高血圧は心血管疾患や脳卒中など、多くの非感染性疾患に偏在する危険因子である。現在、高血圧の被験者に対して完全に効果的な薬理学的療法はない。しかし、塩代替物は高血圧の治療のための潜在的な治療法として浮上している。本研究の目的は、ランダム化比較試験のメタアナリシスに続いて、収縮期血圧および拡張期血圧の低下に対する塩代替物の効果を評価することであった。

方法

 研究はPubmed/MedlineScopusOvidGoogle Scholar Cochraneライブラリの系統的検索により得られた。11件の試験と1119人の参加者からなる10件の研究をメタアナリシスに組み入れた。

結果

 フールされた加重平均差は収縮期血圧(加重平均差-8.87 mmHg95%信頼区間-11.19、-6.55p<0.001)と拡張期血圧(加重平均差-4.04 mmHg95%信頼区間-5.70、-2.39)の有意な減少を示し、11件の含まれた収縮期血圧と拡張期血圧の間に統計的に有意な不均一性はなかった。参加者の平均年齢に基づく試験の層別分析では、成人(65歳未満)と高齢者(65歳以上)の両方で収縮期血圧の平均差が大幅に減少したことが示された。しかし、塩代替物の拡張期血圧低下効果は成人患者(加重平均差-4.22 mmHg95%信頼区間-7.85、-5.08)でのみ観察され、高齢者では観察されなかった。

結論

 これらの知見は、塩代替物戦略がステージ2の高血圧患者の収縮期血圧および拡張期血圧を低下させるために使用できることを示唆している。高血圧患者の治療、改善、予防のための栄養綱領を提供する。

 

背景

 高血圧は拡張期血圧(90 mmHg)と収縮期血圧(140 mmHg)によって特徴付けられる。最近、高血圧は世界的な障害調整生存年の主な原因であると主張されている。成人の25%以上が世界的に高血圧と診断されており、2025年までに成人人口の29(156万人)が影響を受けると予想されている。高血圧の病因に関する新しい洞察は、さまざまな危険因子がこの病気に寄与し、さまざまな細胞および分子メカニズムによって調節される可能性があることを示唆している。このような突然変異は、高血圧の病因に関連していると推定されている。具体的には、Cyp11b1および11β-ヒドロキシラーゼの変異は、動物モデルではあるが、高血圧の進行に関連している。

 強心ステロイドは尿中ナトリウム排泄のプロセスであるナトリウム利尿に機械的に関連するホルモンの1枝であり、高血圧の病因に不可欠な役割を果たし、腎臓の塩の取り扱いを調節し、血圧の塩感受性を維持するのに役立つNa/K-ATPaseとの相互作用を介して影響を与えると考えられている。遺伝的素因に加えて、食事は高血圧の発症と進行の主要な要因を表している。実際、栄養補助食品の中で、塩代替物は高血圧の症状と進行において潜在的に極めて重要な役割を果たすと言われている。

 さらに、老化は高血圧の重症度に直接関係していることが報告されている。
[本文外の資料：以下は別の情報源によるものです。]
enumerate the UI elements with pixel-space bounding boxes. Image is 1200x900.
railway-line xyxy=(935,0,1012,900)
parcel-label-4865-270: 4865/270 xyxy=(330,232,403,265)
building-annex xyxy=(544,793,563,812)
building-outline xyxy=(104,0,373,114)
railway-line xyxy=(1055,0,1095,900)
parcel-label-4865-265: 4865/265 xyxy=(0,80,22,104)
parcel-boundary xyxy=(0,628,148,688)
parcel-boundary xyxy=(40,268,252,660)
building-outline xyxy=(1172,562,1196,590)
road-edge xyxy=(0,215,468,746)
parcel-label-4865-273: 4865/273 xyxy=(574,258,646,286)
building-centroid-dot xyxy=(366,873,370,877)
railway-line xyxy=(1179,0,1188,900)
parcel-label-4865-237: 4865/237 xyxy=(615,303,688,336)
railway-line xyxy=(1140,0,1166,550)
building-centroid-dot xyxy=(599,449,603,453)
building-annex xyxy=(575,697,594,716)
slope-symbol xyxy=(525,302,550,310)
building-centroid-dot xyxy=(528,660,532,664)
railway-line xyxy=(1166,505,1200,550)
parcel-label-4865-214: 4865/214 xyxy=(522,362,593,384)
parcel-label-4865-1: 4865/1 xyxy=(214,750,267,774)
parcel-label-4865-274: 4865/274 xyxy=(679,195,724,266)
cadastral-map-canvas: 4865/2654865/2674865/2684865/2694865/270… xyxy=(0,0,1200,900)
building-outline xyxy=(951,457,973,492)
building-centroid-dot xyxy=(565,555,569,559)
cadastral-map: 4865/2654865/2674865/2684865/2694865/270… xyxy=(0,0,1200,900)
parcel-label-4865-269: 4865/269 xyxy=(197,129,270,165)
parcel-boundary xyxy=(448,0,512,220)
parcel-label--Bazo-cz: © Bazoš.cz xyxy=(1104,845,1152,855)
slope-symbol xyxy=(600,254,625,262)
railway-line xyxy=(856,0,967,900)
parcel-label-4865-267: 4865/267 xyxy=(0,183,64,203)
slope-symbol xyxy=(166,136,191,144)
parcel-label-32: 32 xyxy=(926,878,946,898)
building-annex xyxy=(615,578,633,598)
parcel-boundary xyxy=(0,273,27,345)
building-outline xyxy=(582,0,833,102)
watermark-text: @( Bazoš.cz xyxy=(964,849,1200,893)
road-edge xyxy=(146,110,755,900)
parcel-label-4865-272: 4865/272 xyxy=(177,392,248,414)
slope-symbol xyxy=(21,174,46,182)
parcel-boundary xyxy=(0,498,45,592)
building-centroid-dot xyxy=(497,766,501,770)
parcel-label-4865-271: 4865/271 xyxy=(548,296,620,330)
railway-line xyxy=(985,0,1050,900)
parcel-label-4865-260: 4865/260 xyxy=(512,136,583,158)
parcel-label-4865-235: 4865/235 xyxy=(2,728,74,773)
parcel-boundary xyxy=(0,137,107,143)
60歳以降、ステージ2の高血圧の有病率は、60歳~79歳の個人では48.4%、80歳以上では63%に相当することが示されている。したがって、高齢の女性で適切な管理を達成することは困難である。心血管障害の62%、虚血性心疾患の49%が血圧上昇に関連していることを考えると、効果的な食事介入が非常に求められている。国連食糧農業機関と世界保健機関は、高血圧の予防策として、1日当たりの塩摂取量を5 g未満にすることを提唱している。さらなる研究では、塩摂取量の減少は高血圧、心血管疾患、および脳卒中関連死の世界的な発生率の減少につながる可能性が高いと主張している。Pengらによって実施されたランダム化比較試験のメタアナリシスでは、5件の研究(1974人の被験者)からの6件のコホ-トが含まれ、血圧に対する塩代替物の影響が文書化された。塩代替物が収縮期血圧と拡張期血圧に有意な改善効果引き出すことを示している。さらに、収縮期血圧と拡張期血圧の両方で有意な不均一性が観察された。行われた肯定的な貢献にもかかわらず、高い異質性、小さい試料サイズ、限定された含まれる研究など、多くの制限が存在した。このような制限が存在することを考えると、成人および高齢者のステージ2高血圧の改善または予防に役立つ塩代替物の可能性に加えて、本研究の目的は次の通りである。第一に、ステージ2の高血圧患者を対象としたランダム化比較試験で明らかなように、塩代替物の降圧効果の最新の系統的レビューとメタアナリシスを提供し、第二に、参加者の年齢、投与期間、および研究の質を含む塩代替物の血圧低下効果を妨げる可能性のある潜在的なモジュレーターの効果を調査する追跡の分析を実行する。

 

方法

検索戦略と研究の選択

データ抽出と品質評価

統計分析

 

結果

研究選択

研究特性

研究の質

層別分析

感度分析

 

考察

 以上の章と節は省略。

 

結論

 結論として、メタアナリシスの結果は、塩代替物がステージ2の高血圧患者の収縮期血圧と拡張期血圧の低下に効果的なサプリメントであることを強調している。したがって、塩代替物は、高血圧の集団レベルの制御のための実行可能な食事アプローチである可能性があると考えられる。さらに、高血圧が疾病負荷に関連する世界で最も大きな危険因子にランクされていることを考えると、長期的な有効性を備えた適切で持続可能な文化的および経済的介入を特定することは非常に重要である。塩代替物は有望であるが、集団レベルでの有効性を確認するには、大規模で多様なサンプルを使用して実施されたより多くの研究が必要である。